Bronzeskulpturen
Warum Faden verwenden? Faden ist universell, er ist das Wesen der Leinwand. Er ist der Körper des Gemäldes. Er ist auch das Symbol der Wiederholung, das durch das Gewebe dargestellt wird.
Seit meinem 15. Lebensjahr bin ich Autodidakt; Linie/Zeichnen und Farbe/Malen sind meine Werkzeuge.
Ich begann ein Studium der Bildenden Künste, dann ein DEUG in Kunstgeschichte, bevor ich Workshops in der Stadt Paris Glacière XIIIe begann, bei Jean Zuber als meinem Zeichenlehrer und später bei Gonzalo Belmonte als meinem Mallehrer.
Nach fünf Jahren Studioausbildung arbeitete ich mit zahlreichen Künstlern zusammen, darunter Babou, Tanc, Clyde Knowland und Benjamin Laading – allesamt prägende Figuren der Street-Art-Bewegung.

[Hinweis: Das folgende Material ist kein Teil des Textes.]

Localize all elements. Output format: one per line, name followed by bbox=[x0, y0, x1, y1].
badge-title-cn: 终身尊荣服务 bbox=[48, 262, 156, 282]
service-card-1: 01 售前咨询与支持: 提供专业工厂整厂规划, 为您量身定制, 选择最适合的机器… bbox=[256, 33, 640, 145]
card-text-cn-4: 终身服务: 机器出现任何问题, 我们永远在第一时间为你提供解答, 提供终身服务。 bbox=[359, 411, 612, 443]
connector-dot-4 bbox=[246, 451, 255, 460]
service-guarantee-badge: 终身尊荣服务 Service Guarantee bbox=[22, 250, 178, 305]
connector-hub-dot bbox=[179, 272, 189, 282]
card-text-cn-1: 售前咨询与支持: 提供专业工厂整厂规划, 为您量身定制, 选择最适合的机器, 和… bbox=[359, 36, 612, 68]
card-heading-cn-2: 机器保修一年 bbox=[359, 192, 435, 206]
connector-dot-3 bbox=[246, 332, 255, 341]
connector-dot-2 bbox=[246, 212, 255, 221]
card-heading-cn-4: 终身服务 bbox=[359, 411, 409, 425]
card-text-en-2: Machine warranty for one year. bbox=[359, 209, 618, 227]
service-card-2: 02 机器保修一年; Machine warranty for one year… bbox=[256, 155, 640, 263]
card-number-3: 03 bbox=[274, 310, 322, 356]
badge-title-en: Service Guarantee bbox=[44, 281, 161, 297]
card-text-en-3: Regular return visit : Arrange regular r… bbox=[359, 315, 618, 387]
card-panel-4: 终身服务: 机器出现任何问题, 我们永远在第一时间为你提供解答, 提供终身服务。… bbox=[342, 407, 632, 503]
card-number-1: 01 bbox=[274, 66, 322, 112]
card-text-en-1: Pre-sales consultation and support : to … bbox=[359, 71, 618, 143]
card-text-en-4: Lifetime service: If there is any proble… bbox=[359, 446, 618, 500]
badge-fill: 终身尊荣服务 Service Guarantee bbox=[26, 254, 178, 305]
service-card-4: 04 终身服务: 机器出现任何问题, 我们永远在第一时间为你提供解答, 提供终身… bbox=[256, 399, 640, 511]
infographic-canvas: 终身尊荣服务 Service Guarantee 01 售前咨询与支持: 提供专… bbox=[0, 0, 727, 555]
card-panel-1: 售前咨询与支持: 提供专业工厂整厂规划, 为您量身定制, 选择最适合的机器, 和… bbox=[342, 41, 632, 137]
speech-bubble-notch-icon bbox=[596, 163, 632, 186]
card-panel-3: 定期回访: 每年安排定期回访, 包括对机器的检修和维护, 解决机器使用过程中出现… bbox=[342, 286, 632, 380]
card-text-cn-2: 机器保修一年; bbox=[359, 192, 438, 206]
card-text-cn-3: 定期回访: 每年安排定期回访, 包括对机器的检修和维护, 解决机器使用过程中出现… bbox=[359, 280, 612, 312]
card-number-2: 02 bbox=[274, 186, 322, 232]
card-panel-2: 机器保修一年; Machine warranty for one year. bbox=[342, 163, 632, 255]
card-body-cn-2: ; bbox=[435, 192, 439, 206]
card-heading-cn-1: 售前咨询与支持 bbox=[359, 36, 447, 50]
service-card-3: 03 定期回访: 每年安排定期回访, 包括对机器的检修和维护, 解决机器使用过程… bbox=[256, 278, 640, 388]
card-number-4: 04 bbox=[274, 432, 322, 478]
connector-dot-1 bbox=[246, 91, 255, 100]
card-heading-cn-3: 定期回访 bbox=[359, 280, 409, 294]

Dabei behielt ich meinen eigenen, von der klassischen Kunst beeinflussten Stil bei und konnte gleichzeitig verschiedene Medien erkunden und die Stadt aus einer neuen Perspektive erleben.
Neugierde auf verschiedene Genres und der Wunsch, die Energie anderer Disziplinen zu verstehen, haben es mir ermöglicht, meine künstlerische Arbeit weiterzuentwickeln.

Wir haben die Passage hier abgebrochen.